The lower half of the park contained many beautiful woods, emerald-green meadows, fishpools, and meandering streams. Dreamy pavilions stood beside flower-banked ponds. But its prime feature was a smaller palace, crowning a hill, that seemed built of solid gold. This was a favorite retreat of the Khan’s during his stay in Xanadu, especially on hot and sultry nights; and although it could house a thousand souls, it was built entirely of giant canes covered with gilt. An equal wonder was that it occupied ground which only a fortnight ago had been empty. The entire structure could be taken down, loaded with its furnishings on several thousand camels, transported at the Khan’s whim, and re-erected—all in a matter of days. If one of his favorite concubines grew tired of the view from her window, he needed no Aladdin’s lamp to work a wondrous change.
“Are the people allowed anywhere in the park except in those precincts?” Nicolo asked in his clear, far-carrying voice.
“No, and the region of the chasm is forbidden to his foresters and keepers. It’s said he wishes to keep that part as Nature made it.” More than that was said, to judge from the beadle’s face; but he quickly veered from the subject. “When the Khan holds durbar, the people may come into the inner grounds through the lower gate and hang around the doors and balconies of the great hall.
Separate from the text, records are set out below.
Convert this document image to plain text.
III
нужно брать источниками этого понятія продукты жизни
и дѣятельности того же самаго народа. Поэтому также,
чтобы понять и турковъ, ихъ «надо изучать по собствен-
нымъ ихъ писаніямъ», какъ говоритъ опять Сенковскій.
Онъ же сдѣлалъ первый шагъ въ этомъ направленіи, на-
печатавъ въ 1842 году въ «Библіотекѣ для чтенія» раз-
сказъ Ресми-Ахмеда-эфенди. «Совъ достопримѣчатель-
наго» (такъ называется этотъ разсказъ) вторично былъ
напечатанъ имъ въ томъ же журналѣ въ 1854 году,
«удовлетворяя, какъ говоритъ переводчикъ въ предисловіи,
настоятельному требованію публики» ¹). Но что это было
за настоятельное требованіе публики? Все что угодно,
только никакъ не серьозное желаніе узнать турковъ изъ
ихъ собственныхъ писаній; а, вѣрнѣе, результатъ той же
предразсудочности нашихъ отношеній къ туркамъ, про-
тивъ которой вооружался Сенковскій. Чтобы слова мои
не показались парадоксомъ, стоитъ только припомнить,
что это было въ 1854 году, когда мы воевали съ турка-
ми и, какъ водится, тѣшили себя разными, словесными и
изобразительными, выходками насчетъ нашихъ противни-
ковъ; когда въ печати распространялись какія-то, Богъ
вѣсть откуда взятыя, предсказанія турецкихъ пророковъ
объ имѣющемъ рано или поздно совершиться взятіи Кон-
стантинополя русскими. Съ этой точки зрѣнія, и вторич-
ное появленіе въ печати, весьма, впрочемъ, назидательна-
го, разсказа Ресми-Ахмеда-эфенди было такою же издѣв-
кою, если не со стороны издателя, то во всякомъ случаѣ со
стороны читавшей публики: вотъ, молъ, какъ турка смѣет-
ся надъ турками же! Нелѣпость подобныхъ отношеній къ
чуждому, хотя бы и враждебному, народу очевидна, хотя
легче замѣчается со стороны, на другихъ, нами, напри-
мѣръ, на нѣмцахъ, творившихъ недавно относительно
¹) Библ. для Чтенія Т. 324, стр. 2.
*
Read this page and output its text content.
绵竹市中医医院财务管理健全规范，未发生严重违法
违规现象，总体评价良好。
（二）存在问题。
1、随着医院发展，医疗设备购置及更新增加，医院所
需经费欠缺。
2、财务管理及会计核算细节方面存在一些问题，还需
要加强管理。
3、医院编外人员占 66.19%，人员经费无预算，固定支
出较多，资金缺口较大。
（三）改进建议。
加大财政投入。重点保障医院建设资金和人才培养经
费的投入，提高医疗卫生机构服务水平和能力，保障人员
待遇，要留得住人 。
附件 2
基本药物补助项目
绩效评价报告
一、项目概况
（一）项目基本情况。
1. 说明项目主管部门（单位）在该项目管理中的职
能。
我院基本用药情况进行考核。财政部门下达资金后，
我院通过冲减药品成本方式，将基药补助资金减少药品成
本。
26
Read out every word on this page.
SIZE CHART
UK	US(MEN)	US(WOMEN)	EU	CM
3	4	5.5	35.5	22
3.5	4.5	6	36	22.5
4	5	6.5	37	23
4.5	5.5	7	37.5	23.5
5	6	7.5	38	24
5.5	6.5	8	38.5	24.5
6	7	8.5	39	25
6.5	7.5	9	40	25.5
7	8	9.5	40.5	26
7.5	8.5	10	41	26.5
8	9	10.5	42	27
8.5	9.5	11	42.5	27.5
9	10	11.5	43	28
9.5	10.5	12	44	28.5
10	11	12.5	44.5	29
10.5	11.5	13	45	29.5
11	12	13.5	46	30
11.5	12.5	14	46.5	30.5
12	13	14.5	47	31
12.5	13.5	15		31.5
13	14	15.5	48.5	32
Indeed, they’d be allowed to enter if they could find room. The Khan holds by the ancient law of the Mongol that his meanest subject may have access to his imperial person, along with the right of petition.”
“I can’t remember any of the common sort attending the great durbar in Peking.”
“They aren’t forbidden to do so, after the great folk and their attendants have taken their places. Moreover, if they have petitions, they can raise their hands. But sometimes the Khan is busied with other matters, in which case he doesn’t point his scepter at the petitioner. It is a risk that few of his meaner subjects care to run.”
“What happens in that case?”
“He is taken out and strangled.”
Nicolo did not answer but turned with a charmed expression to sniff at a gentle breeze coming up with the sun. It had blown across the park and had gathered up the incense of flowering trees. I could not recall a more exquisite perfume. As Nicolo savored it, seated atop his great gray stallion, a passer-by would have thought him a very king.